Une étude de l’Institut Pasteur, en collaboration avec Johnson & Johnson Innovative Medicine Research & Development (J&J IM R&D), met en lumière les interactions entre une molécule centrale du système immunitaire, l’IL23, et les cellules MAIT, qui interviennent au début de la réponse immunitaire pour combattre les agents pathogènes.
Les maladies inflammatoires chroniques sont cliniquement hétérogènes mais elles partagent des voies inflammatoires communes et sont causées par des aberrations de la réponse immunitaire.
Longtemps étudiée dans des modèles de maladies auto-immunes chez la souris et grâce aux études génétiques (GWAS), l’IL23 apparaît de plus en plus comme un acteur essentiel dans diverses maladies inflammatoires chroniques, notamment la maladie de Crohn ou le psoriasis. Les données montrent également que l’IL23 joue un rôle dans la réponse contre certains agents infectieux
Une étude menée par Lars Rogge, responsable de l’unité Immunorégulation à l’Institut Pasteur, en collaboration avec Johnson & Johnson Innovative Medicine Research & Development (J&J IM R&D) et d’autres équipes de l’institut Pasteur (plateforme de biomarqueurs, Hub de Bioinformatique et Biostatistique et l’équipe dirigée par Laura Cantini), apporte un nouvel éclairage dans la compréhension des interactions entre cette molécule centrale du système immunitaire, l’IL23, et les cellules appelées MAIT qui interviennent tôt dans la réponse immunitaire pour lutter contre les agents pathogènes
Quelles cellules de notre corps répondent au messager IL-23 ?
.L’IL23 est un « messager » (une cytokine) que notre organisme produit pour alerter et activer nos cellules immunitaires. Les scientifiques savaient déjà qu’elle était impliquée dans la genèse de plusieurs maladies inflammatoires, mais ses cibles au sein du système immunitaire et les mécanismes exacts de son action sont encore peu connues.
En menant des analyses moléculaires approfondies sur des prélèvements de patients humains, les scientifiques de l’Institut Pasteur et J&J IM R&D se sont concentrés sur un type de lymphocytes T appelé MAIT (pour “mucosal-associated invariant T”). Ces cellules jouent un rôle de « sentinelles » : elles se situent notamment au niveau des muqueuses, où elles détectent très rapidement la présence de certains métabolites microbiens. Autrement dit, les cellules MAIT interviennent tôt dans la réponse immunitaire pour lutter contre les agents pathogènes.
L’équipe a observé que la majorité des cellules MAIT expriment des récepteurs à l’IL‑23 (appelés IL‑23R). Cela signifie que ces cellules sont particulièrement sensibles au “signal” transmis par l’IL‑23.

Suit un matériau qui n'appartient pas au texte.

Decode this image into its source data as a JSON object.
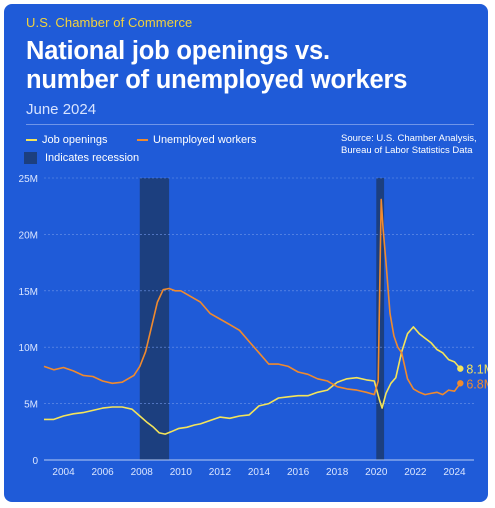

La plasticité des cellules immunitaires MAIT
Lorsqu’on stimule ces cellules avec l’IL‑23 (ou des cytokines « cousines », comme l’IL‑12), elles modifient leur comportement : elles produisent différentes molécules, se spécialisent dans diverses tâches immunitaires et peuvent s’adapter très finement aux besoins de l’organisme. Cette « plasticité » est un élément crucial, car elle explique en partie la capacité de notre système immunitaire à réagir à un large éventail de menaces, qu’il s’agisse de bactéries, de champignons ou même de cellules potentiellement dangereuses pour l’individu (exemple : auto-immunité ou développement de tumeur).
Des nouvelles perspectives dans l’approche thérapeutique
En montrant que l’IL‑23 agit de façon puissante sur les cellules MAIT, ces travaux ouvrent la voie à de futures recherches visant à améliorer les traitements déjà existants visant à inhiber l’IL-23, notamment pour les pathologies où l’IL‑23 joue un rôle délétère (par exemple la maladie de Crohn, psoriasis ou l'arthrite psoriasique). Ces travaux démontrent aussi l’intérêt d’explorer comment optimiser ou “réactiver” l’IL-23 pour booster les défenses immunitaires.
Enfin la “plasticité” des MAIT, qui changent de fonction selon le stimuli pourrait être utilisée pour développer de nouveaux traitements immunothérapeutiques, ciblant précisément la bonne sous-population de cellules MAIT.
L’article est accessible ici : https://doi.org/10.1016/j.isci.2025.111898
Ce travail résulte d'une collaboration étroite et initiée de longue date en matière de R&D entre le laboratoire de Lars Rogge et J&J IM R&D, et implique également des cliniciens de l'AP-HP.